Graton Rancheria tribe's growth likely limited

The Federated Indians of Graton Rancheria's constitution, and recent changes made to it, are a partial map to how the tribe has evolved as a body politic since 2000, when it had 400 members and had just won federal recognition.

The tribe now has about 1,300 citizens and is on the doorstep of potentially great wealth, with its 3,000-slot machine casino set to open this year.

And in its new constitution, which the federal government approved in January, the tribe takes steps that are likely to sharply limit its future growth.

Also evident in the constitution is that from the start the tribe has anchored considerable authority in its General Council, made up of all its adult members -- just under 800 people -- as opposed to its seven-member Tribal Council.

The tribe also has laid the groundwork for a legal system that includes a net of civil rights protections for its members as well as methods to resolve disputes.

Indian-law experts outside the tribe say the constitution shows it is maturing as a political entity.

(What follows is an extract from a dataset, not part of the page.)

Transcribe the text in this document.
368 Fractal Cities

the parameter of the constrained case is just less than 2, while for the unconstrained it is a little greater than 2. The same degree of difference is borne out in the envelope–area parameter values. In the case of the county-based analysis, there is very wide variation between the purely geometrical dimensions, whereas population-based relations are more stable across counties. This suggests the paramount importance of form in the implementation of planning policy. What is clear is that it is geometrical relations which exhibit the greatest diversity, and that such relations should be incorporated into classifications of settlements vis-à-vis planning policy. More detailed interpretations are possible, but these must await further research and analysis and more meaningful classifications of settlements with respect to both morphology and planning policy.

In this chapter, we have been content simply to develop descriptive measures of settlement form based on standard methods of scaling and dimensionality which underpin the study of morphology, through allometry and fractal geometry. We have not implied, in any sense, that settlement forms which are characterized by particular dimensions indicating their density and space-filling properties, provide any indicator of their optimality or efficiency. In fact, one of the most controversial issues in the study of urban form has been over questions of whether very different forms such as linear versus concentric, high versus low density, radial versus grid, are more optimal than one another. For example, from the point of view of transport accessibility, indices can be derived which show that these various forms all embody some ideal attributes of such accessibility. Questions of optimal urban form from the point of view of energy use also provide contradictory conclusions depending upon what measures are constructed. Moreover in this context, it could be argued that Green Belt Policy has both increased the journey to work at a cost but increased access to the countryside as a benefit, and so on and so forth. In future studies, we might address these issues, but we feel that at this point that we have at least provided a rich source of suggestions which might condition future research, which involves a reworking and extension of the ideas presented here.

"It's a very modern, sophisticated document that reflects what the tribal leadership and their lawyers have learned" since the tribe was restored by an act of Congress in 2000, said George Forman, an Indian-law attorney based in San Rafael.

The tribe first adopted its constitution in 2002. This January, it adopted a revised version that included key changes to the section governing who can become a citizen.

Those changes were made largely because the tribe's casino project -- and the income it promises tribal members -- has caused applications for citizenship to mushroom, said Graton Rancheria Chairman Greg Sarris.

"We are being bombarded," he said this week.

To address that, proof of biological lineage is required of all people who want to enroll as citizens, and anyone claiming descent through their father must take a DNA test.

That's a necessary safeguard, said Sarris, who has himself faced allegations that he is not Indian, most recently from a cousin.

"We had instances where women were coming and claiming their children were from Indian guys and in fact they weren't," Sarris said. "We had instances where the actual father said, 'Hey, that's my kid.' "

However, if the mother is an enrolled member, no blood testing is mandated.

In other areas, the constitution stands out, experts say, in that it establishes that the General Council, not the Tribal Council alone, has the authority to waive the tribe's sovereign immunity.

Such a waiver means the tribe relinquishes the immunity to being sued that it is granted as a government, a protection similar to that enjoyed by the federal and state governments.

The tribe waived immunity, for example, in revenue-sharing deals it signed with Sonoma County and Rohnert Park, and in the 2012 agreement with the state that allows it to run a Las Vegas-style casino.

"It's pretty rare to see that as an expressed general council power," said Scott Wheat, who has worked as a tribal court judge and is an attorney with Crowell Law Office-Tribal Advocacy Group in Spokane, Wash.

"They are wise, in my view, to make it real clear . . . that they (the General Council) jealously guard that immunity," he said.

Also, the constitution from the start included standard language that affirms tribal members are protected by the 1968 Indian Civil Rights Act -- which made tribes subject to most of the U.S. Bill of Rights, and gave federal courts the ability to intervene in tribal matters if those rights were violated.

But the revised constitution spells out explicitly that tribal citizens who feel their rights have been stepped on can seek a remedy either in a tribal court -- which has not been established yet -- or some other method of alternative dispute resolution.

"Putting these in there means they're hopefully going to ensure due process and equal protection to their members," said Paula Fisher, a Santa Rosa tribal law attorney who specializes in membership issues.

"It appears they're going to do that," she said, adding, "If you fine-tune the front end, you don't have problems in the back end, and that's what it looks like they're doing."